I sort of dithered my way through a response to J, and hurriedly passed the phone over to The Brother asap.
The next few years saw me trying to show him I was older than he may see me. (Two years younger was a lot upon me just hitting 13 and him being the more mature 15 years, 6 months). I remember absolutely fannying about in my pink Glassons hot pants in hope he may see me as my real age, and not just a little sister. (And believe me, these hot pants were beyond shorts to the point of undies). And even after years went by and we hit our 20s, I always maintained a soft spot for J and his melting big grin.

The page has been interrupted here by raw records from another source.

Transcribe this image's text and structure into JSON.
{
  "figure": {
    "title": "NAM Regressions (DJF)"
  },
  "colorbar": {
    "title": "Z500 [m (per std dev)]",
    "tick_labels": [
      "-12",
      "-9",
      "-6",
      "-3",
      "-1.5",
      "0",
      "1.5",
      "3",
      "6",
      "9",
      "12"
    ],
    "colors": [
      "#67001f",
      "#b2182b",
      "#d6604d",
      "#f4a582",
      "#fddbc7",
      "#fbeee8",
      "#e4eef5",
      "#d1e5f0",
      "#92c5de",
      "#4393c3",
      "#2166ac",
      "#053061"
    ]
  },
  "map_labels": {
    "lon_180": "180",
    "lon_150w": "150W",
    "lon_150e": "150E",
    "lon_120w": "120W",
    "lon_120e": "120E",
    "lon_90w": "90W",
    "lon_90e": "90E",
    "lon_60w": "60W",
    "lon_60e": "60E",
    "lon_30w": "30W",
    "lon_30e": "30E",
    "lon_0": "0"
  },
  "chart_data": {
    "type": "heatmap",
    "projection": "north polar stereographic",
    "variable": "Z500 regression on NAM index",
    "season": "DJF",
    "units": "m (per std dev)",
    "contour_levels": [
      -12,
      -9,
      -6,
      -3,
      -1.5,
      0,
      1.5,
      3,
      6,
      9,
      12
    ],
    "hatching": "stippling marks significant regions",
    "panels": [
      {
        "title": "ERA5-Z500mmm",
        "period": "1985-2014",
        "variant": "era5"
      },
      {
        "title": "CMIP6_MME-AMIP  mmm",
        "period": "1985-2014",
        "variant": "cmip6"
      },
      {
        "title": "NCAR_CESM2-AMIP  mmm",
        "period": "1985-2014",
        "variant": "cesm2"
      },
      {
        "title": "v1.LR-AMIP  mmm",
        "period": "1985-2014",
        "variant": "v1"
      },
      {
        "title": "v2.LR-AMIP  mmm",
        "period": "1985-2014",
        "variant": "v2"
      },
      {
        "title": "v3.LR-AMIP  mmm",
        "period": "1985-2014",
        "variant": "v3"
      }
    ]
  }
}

At his funeral, his mother said a phrase that has stuck with me ever since. (Again, I’ve written of this before). “J didn’t take his life; depression did.” Her saying that sentence enabled me to understand what had happened more in depth and to a greater degree than thinking of it in the sense that he had taken his own.
Often when I am saddened, it shows in the emotion of irritability rather than full on upsetness. You know, a bit rattled and irate, rather than woebegone and despairing. So when I finished work today, I found myself a bit ticked off and antsy.
Should I go to yoga? I questioned. The flirtation with making a’miss and heading home to The Pedaller was there. But I slung my mat over my shoulder and headed to the studio in a bid to qualm the unsettlement fluttering about within me. (It was actually me calling The Pedaller that did it; with a greeting of, “What?” I decided a hang up and ignore for an hour was the way to go. And what better place than in downward dog?).
Throughout the asana hour I felt that vexation dispel to a bit of downcastness. Then somewhat despondency. By the time savasana came, I was in full on throat-hurt melancholy and had tears dripping down my face (and snot, but they always pair, don’t they?).
I miss him.
By the end of his time, J and I hardly really were in each other’s lives. We’d talk every so often, see each other by circumstance on occasion, but we weren’t what you’d call close. But he was a special person in my life, and his passing on did effect me.
In Nepal I got a tattoo (one of the fair few) of the outline of Mt Everest. With the mountains being my happy place and where I feel most at peace, I wanted that illustrated on a non-shown part of me so it would always be in my presence. And in that little mountain picture I had a little bird tattooed in, the symbol of J and him also now being at peace and away from his hard place.
At J’s goodbye there were a few moments where technical glitches meant the slideshow wouldn’t play. The celebrant invited anyone who wanted to to say a few words to fill in the space, and I remember Mummy Deb meeting my eyes in a, “go on” manner. On account of a few others present, I felt a bit inappropriate to stand up and say some words. But now I really regret it – I wish I’d stood up and told the tale of the TV Guide.
I don’t know what caused the sorrow today. A couple of happenings lately have had me lose some hope in humans as a whole. All I know is that tonight the thought of J being gone hit me quite hard, more so than it did at the time of it all occurring.
That’s the thing with having emotions. Happiness comes along with dolefulness, up times combat with a bit of bad. If you didn’t have the bad or sad you wouldn’t recognise the good and glad, and vice versa.
I don’t even know what the point of this spiel is to say. Of if there is some sort of point to it at all.
All I know is that today I really miss that boy with the cheeky big smile.